Work Text:
Red doesn't speak Spanish.
It's a bit of an oversight on his part. It doesn't hinder him quite as much as he expects once he crosses the border. The warm muggy weight of summer trails after him for what feels like forever, bounding after him along his illicit trip through the country into a world of drier heat, enticing helpful English-speaking folks to assist a delightfully bewildered old man in a second-hand suit.
In Mexico, as he winds his way towards Zihuatanejo on a rickety bus that creaks and shudders, the wizened elderly matron sitting next to him offers him an apple and pats his arm. She calls him "child," or at least he thinks she does in the wisps of Spanish he's pickpocketed from other folks' conversations, and out of politeness he keeps a quiet comment on his shaky old bones to himself.

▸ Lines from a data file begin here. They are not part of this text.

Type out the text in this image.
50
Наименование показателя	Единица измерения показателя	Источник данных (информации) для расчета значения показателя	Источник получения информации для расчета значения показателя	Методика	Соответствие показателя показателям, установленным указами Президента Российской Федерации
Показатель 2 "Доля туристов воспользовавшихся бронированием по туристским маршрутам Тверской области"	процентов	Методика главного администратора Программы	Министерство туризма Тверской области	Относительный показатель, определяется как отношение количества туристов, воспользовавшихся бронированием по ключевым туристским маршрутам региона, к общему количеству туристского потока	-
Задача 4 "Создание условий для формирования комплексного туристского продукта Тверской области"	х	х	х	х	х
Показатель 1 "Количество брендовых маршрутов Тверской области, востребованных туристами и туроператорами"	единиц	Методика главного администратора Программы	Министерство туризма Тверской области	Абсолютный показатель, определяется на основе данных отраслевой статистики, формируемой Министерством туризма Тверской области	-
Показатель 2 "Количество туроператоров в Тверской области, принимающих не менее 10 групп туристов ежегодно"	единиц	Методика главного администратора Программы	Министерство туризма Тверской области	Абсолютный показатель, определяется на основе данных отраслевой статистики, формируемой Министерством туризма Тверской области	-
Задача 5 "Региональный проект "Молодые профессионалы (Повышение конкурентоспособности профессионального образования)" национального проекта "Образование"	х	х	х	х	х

In Zihuatanejo, he doesn't even have to ask, really. You show up in a town like Zihuatanejo strolling about quiet and dazed and wondrous at the world around you, appear to all the world as an odd American man fascinated by just about everything he stumbles upon, and sooner or later someone will simply point you towards the other one in town, that strange fellow planing flaky strips of old paint off a lost cause of a boat out on the beach while barely breaking his smile.
Andy knows Spanish, of course.
Nothing surprises Red anymore about Andy, not the way the Spanish words roll past his tongue as though he were born and raised here, not the way he tunneled out of Shawshank with a measly rock hammer and birthed himself into the world again with a jailhouse baptism of pure criminal shit. Andy orders them tequila and a dozen different foods Red couldn't identify in a million years, and he laughs at the face Red makes over the blessed heat tucked away in those tortillas.
Red's never heard anything that made him lighter inside, shining and weightless.
In a few short weeks Red learns to move through life on a lyrical undercurrent of lived-in Spanish grammar, words that roll and curve around the edges. He picks the language up bit by bit, can order a beer or ask for directions if Andy isn't around to do it for him, but chunks of the language refuse to stick.
It's sensory overload on so many levels, the salty tang of the sea constantly seasoning the air, the happy patter of everyday conversation twirling around him. Some mornings he gets up from the bungalow Andy bought with his ill-begotten riches – if you can even call them that, really – and wanders out onto the porch that faces the ocean, blinding himself with the pearly blue of the sea.
He closes his eyes and tunes out the breaking of the waves.
Somehow it's just not freedom until he can pick out the rise of cheerful morning greetings from the nearby streets, as far from the familiar clanks and bangs of Shawshank as can be.